As for noise reduction, because a one-piece fuselage would result in improved aerodynamics, a further benefit would be a diminution of air disruption, which results in noise reduction. Any increase in the smoothness of an aircraft has the benefit of noise reduction. Thus, to the extent that the creation of a one-piece fuselage results in the improvement of aerodynamics, there is a reciprocal decrease in noise.
As for improved aerodynamics, a one-piece fuselage inherently is more aerodynamic than a fuselage created from the combination of multiple parts. This improvement in aerodynamics would result from the absence of seams or joints as well as the absence of rivets or other external fasteners. In modern aircraft, seams and joints between the combined parts increase drag and thus diminish aerodynamics. By omitting the seams and joints in a one-piece fuselage, aerodynamics would be improved. Also, in modern aircraft, the external fasteners for flanges and other structure internal to the fuselage also increase drag and diminish aerodynamics.
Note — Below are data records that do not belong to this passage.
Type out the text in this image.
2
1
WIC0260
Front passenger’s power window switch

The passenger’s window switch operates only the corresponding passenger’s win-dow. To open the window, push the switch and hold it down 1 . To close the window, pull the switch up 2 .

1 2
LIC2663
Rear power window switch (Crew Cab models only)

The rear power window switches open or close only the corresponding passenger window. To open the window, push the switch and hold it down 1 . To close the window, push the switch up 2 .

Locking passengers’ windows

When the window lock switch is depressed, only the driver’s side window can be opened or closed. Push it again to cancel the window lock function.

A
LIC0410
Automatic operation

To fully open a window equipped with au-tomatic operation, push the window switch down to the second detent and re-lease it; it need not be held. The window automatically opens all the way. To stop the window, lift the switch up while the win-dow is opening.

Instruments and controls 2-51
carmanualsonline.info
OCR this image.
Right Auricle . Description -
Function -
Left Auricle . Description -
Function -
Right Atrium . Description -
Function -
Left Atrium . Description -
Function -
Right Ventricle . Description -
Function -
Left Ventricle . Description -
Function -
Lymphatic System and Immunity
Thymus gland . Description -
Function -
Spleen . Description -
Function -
A one-piece fuselage would omit most fasteners and would thus improve aerodynamics.
As for styling flexibility, the capability to create a one-piece fuselage would provide more opportunities for aircraft design. Because multiple parts are not combined to create the fuselage, unique shapes may be possible, that were previously difficult to achieve. By improving the design and styling of the aircraft with a one-piece fuselage, it would thus be possible to create a more attractive aircraft for the market.
Therefore, it is desirable to provide a one-piece fuselage.
For a one-piece fuselage, either metal or composite materials may be used. Metal has more disadvantages, due to the inability to fabricate all components of the fuselage in a single step. Composite materials are thus more advantageous for the fabrication of a one-piece fuselage, because composite materials may be fabricated simultaneously.
Therefore, it is further desirable to provide a one-piece fuselage manufactured from composite materials.
Methods and structures in accordance with the invention provide for a one-piece structure manufactured from composite materials, including a one-piece fuselage. One embodiment includes manufacturing a one-piece fuselage by filament winding. Other embodiments for manufacturing a one-piece fuselage may also be used.